C’est un phénomène récurrent qu’on prit les chefs d’états tchadiens depuis plusieurs générations. À chaque fois qu’un président de la République se déplace dans une ville de province, les autorités se chargent d’imposer aux commerçants la fermeture de leurs boutiques.

À quoi sert cette fermeture, si ce n’est de faire perdre aux commerçants le peu d’entrées lucratives qu’ils perçoivent ? Est-ce qu’un président de la République au Tchad a pris la peine de quantifier les pertes économiques de ces commerçants, ou encore ceux qui n’ont rien d’autre que la débrouille ?

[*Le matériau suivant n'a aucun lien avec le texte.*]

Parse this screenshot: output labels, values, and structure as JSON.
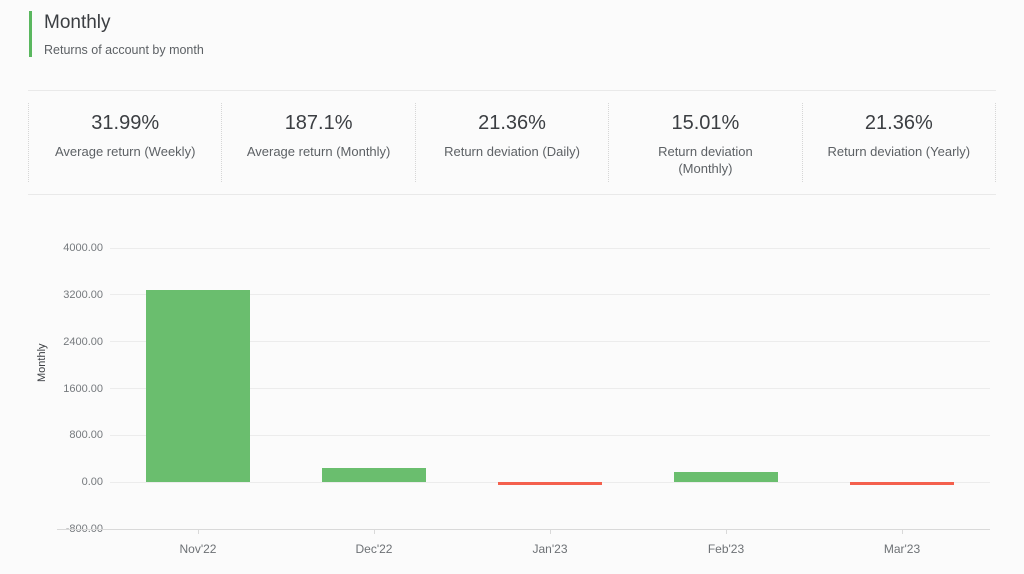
{
  "header": {
    "title": "Monthly",
    "subtitle": "Returns of account by month",
    "accent_color": "#5ab75f"
  },
  "stats": [
    {
      "value": "31.99%",
      "label": "Average return (Weekly)"
    },
    {
      "value": "187.1%",
      "label": "Average return (Monthly)"
    },
    {
      "value": "21.36%",
      "label": "Return deviation (Daily)"
    },
    {
      "value": "15.01%",
      "label": "Return deviation (Monthly)"
    },
    {
      "value": "21.36%",
      "label": "Return deviation (Yearly)"
    }
  ],
  "chart_data": {
    "type": "bar",
    "title": "",
    "categories": [
      "Nov'22",
      "Dec'22",
      "Jan'23",
      "Feb'23",
      "Mar'23"
    ],
    "values": [
      3285,
      250,
      -40,
      170,
      -40
    ],
    "xlabel": "",
    "ylabel": "Monthly",
    "ylim": [
      -800,
      4000
    ],
    "ytick_step": 800,
    "ytick_labels": [
      "4000.00",
      "3200.00",
      "2400.00",
      "1600.00",
      "800.00",
      "0.00",
      "-800.00"
    ],
    "grid": true,
    "legend_position": "none",
    "positive_color": "#6abe6e",
    "negative_color": "#f4604d"
  }
}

Il faut penser à toute cette population qui ne trouve son bonheur que sur le peu d’argent que leur permet le commerce.

Si pour les autorités administratives, le seul fait de faire fermer les boutiques pousse les commerçants et la population à l’applaudimètre, ce n’est pas sérieux, car, on n’oblige personne à aimer obligatoirement son président, s’il le veut vraiment ce commerçant le fera de son plein gré, et il ira accueillir et applaudir son président. Tout cela c’est de l’hypocrisie, car cela sert aux autorités des provinces de tromper la vigilance de leur patron et faire diversion par rapport aux vrais problèmes.

Autre phénomène est l’hygiène et la salubrité publique qui est faite une fois qu’un président rend visite à la circonscription. On lave les rues, on enlève toutes les immondices, on nettoie tout comme si d’ordinaire la ville est souvent pareille, mais dès que le président se barre, tout ce qui est mauvais revient en place.

S’il vous plaît, il faut aimer ce pays et travailler réellement pour sa population.

Ce matin à Moundou, les autorités ont fermé toutes les boutiques, en chassant les mamans qui vendent les beignets et autres collations. Il faut changer les méthodes de la servitude qui ne servent à rien, ni au peuple, ni à ce président, moins encore à ceux qui le prônent.